Looks like Mahindra Bansbari Club went all-out to give their sponsor added value. This is refreshing to see as most Nepali clubs are only in search of a quick handout and not a long-term partnership with their sponsors.

The north Kathmandu side have also launched an official website. Bansbari is one of two non-departmental 'A' Division sides, Jawalakhel Youth Club being the other, that have their own training ground.

Photos taken without permission form the official Mahindra Bansbari Club website.

23 March 2011

Fan culture

I was quite excited when I came across the photo below on Facebook. Bixon Tamrakar, a devoted Three Star Club supporter, created his own flag which he proudly displays at TSC matches. Shockingly this is quite rare in Nepal. You almost never see any fans carrying flags and banners or wearing jerseys of their favorite Nepali clubs at home, on the streets or at the stadium.

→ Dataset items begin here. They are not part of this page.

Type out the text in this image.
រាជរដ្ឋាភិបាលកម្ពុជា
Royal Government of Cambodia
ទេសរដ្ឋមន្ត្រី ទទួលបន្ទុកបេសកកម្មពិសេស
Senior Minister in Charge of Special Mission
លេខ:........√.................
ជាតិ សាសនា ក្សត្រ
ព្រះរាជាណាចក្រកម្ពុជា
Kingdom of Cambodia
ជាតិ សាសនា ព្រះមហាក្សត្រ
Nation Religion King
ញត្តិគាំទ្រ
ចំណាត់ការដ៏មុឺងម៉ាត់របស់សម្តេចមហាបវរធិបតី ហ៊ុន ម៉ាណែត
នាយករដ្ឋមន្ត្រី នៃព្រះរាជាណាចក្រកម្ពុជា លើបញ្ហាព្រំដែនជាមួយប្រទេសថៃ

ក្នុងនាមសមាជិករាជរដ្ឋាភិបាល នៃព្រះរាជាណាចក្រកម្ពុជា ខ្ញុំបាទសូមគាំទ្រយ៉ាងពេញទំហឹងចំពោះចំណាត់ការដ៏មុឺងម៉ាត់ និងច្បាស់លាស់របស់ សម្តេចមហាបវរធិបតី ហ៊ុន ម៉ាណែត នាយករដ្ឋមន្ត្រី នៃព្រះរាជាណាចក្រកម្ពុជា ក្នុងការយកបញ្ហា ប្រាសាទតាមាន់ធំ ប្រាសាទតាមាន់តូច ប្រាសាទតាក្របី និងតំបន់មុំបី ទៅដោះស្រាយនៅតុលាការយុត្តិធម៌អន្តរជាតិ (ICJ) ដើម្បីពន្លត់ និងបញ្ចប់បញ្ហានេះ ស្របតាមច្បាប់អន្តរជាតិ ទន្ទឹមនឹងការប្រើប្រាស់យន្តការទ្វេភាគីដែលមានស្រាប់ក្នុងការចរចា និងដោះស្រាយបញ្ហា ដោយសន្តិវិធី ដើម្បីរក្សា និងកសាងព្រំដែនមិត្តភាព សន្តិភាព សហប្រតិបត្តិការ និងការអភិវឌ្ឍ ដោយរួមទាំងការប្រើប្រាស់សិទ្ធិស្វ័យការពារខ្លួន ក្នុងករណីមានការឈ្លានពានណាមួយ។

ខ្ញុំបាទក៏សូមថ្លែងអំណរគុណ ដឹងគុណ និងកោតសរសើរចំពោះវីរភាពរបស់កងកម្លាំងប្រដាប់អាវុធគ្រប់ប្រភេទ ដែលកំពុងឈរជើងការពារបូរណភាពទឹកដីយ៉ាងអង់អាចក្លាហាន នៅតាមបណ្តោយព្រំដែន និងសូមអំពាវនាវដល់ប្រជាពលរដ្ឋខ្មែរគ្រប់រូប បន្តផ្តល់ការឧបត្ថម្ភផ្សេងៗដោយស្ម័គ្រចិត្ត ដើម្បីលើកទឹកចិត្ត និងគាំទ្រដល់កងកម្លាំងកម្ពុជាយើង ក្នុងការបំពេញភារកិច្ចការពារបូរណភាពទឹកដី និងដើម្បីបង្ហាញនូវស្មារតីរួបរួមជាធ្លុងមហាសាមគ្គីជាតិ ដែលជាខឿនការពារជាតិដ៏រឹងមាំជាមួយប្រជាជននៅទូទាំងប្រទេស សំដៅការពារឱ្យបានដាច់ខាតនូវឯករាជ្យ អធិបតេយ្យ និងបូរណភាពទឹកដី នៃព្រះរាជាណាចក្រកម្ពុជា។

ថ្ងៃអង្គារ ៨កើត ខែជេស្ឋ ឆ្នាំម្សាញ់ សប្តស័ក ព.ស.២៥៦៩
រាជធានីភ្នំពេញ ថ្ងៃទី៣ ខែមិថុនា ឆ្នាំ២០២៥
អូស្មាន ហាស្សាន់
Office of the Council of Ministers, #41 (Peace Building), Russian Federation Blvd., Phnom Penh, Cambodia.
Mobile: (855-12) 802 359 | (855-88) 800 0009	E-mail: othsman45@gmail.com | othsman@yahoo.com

There just isn't any color, camaraderie or pageantry at our grounds, thus usually most matches have a very dull atmosphere. As a result, unless you are truly football 'pagal' or a low-life hooligan, there really is little attraction in going to games.

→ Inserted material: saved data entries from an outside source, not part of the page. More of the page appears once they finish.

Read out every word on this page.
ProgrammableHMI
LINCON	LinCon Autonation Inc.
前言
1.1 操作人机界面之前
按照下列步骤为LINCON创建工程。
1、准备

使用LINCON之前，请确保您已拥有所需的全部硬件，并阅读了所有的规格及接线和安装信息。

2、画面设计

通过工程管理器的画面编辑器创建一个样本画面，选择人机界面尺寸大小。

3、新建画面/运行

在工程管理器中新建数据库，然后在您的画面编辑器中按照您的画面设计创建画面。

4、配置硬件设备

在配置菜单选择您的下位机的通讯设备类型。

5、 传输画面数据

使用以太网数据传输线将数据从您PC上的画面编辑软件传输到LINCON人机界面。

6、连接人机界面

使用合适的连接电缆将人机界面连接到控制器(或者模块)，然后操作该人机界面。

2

We need a lot more fans like Bixon  to make Nepali football more festive and vibrant. For this clubs need to play their part. I've long chastised our clubs for not doing enough anything to develop their fan base. It starts with the fact that most clubs do not even have a recognizable logo or permanent color schemes.

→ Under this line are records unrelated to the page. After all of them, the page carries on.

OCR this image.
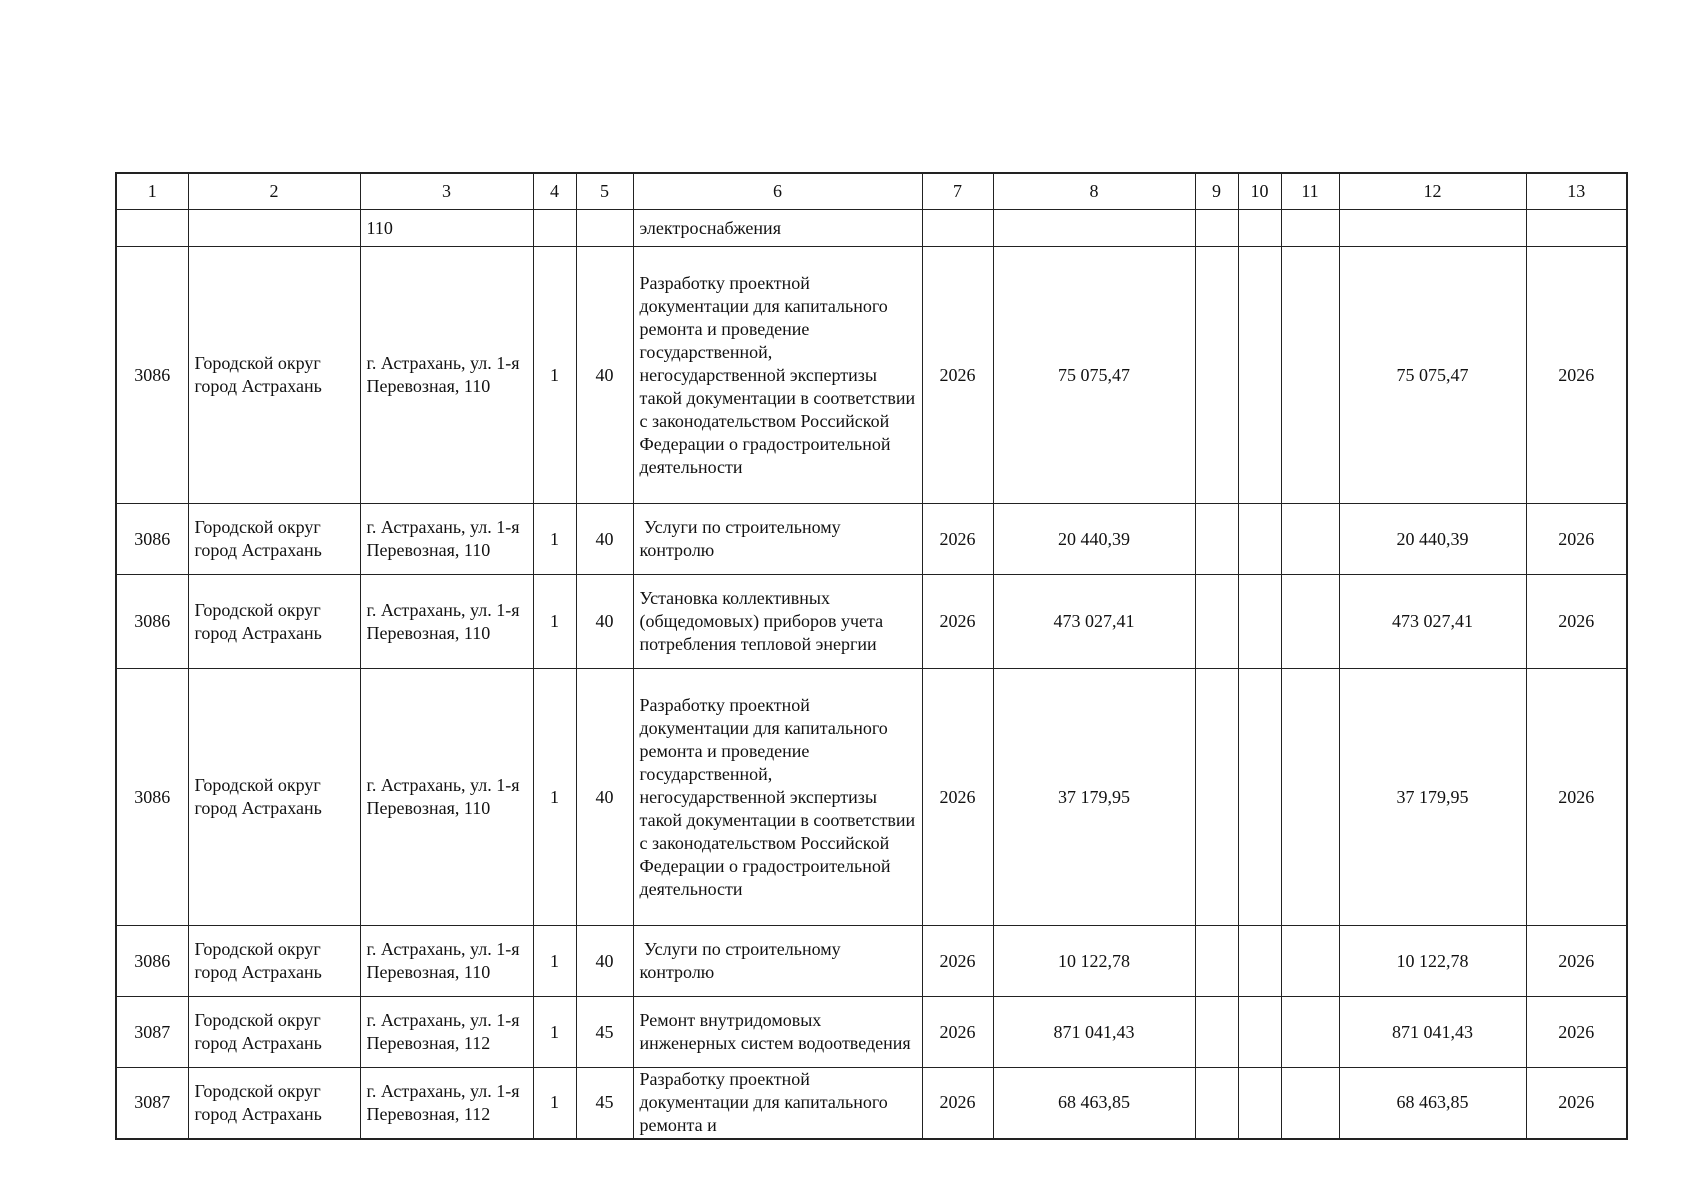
1	2	3	4	5	6	7	8	9	10	11	12	13
		110			электроснабжения							
3086	Городской округ город Астрахань	г. Астрахань, ул. 1-я Перевозная, 110	1	40	Разработку проектной документации для капитального ремонта и проведение государственной, негосударственной экспертизы такой документации в соответствии с законодательством Российской Федерации о градостроительной деятельности	2026	75 075,47				75 075,47	2026
3086	Городской округ город Астрахань	г. Астрахань, ул. 1-я Перевозная, 110	1	40	Услуги по строительному контролю	2026	20 440,39				20 440,39	2026
3086	Городской округ город Астрахань	г. Астрахань, ул. 1-я Перевозная, 110	1	40	Установка коллективных (общедомовых) приборов учета потребления тепловой энергии	2026	473 027,41				473 027,41	2026
3086	Городской округ город Астрахань	г. Астрахань, ул. 1-я Перевозная, 110	1	40	Разработку проектной документации для капитального ремонта и проведение государственной, негосударственной экспертизы такой документации в соответствии с законодательством Российской Федерации о градостроительной деятельности	2026	37 179,95				37 179,95	2026
3086	Городской округ город Астрахань	г. Астрахань, ул. 1-я Перевозная, 110	1	40	Услуги по строительному контролю	2026	10 122,78				10 122,78	2026
3087	Городской округ город Астрахань	г. Астрахань, ул. 1-я Перевозная, 112	1	45	Ремонт внутридомовых инженерных систем водоотведения	2026	871 041,43				871 041,43	2026
3087	Городской округ город Астрахань	г. Астрахань, ул. 1-я Перевозная, 112	1	45	Разработку проектной документации для капитального ремонта и	2026	68 463,85				68 463,85	2026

Add to this the non existence of club merchandise (jerseys, hats, flags) and the lack of affiliated fan groups and you have a recipe for the bland atmosphere at football matches. Furthermore, clubs are basically forfeiting valuable ticket and commercial revenues by ignoring fans. Compare the two photos below. Which match would you buy a ticket for? Which teams' jersey, IF AVAILABLE, would you more likely purchase?

09 March 2011

Give real youth clubs priority

The Nepal Bank Junior League was a real missed opportunity for Nepali youth football. The tournament basically resulted in a two week controversy filled “natak” that achieved little. Just think about it, the team that won the youth tournament – Three Star Club, does not even have a youth football program.

Instead of inviting these fraudulent youth teams, would it have not made more sense for the organizers to give an opportunity to participate to clubs like Sahara (Pokhara), Madhyapur Youth Association, Shining Sun Football Academy (Dhangadhi), Social Welfare Sports Center (Nayabazar), that have been running youth football training for many years?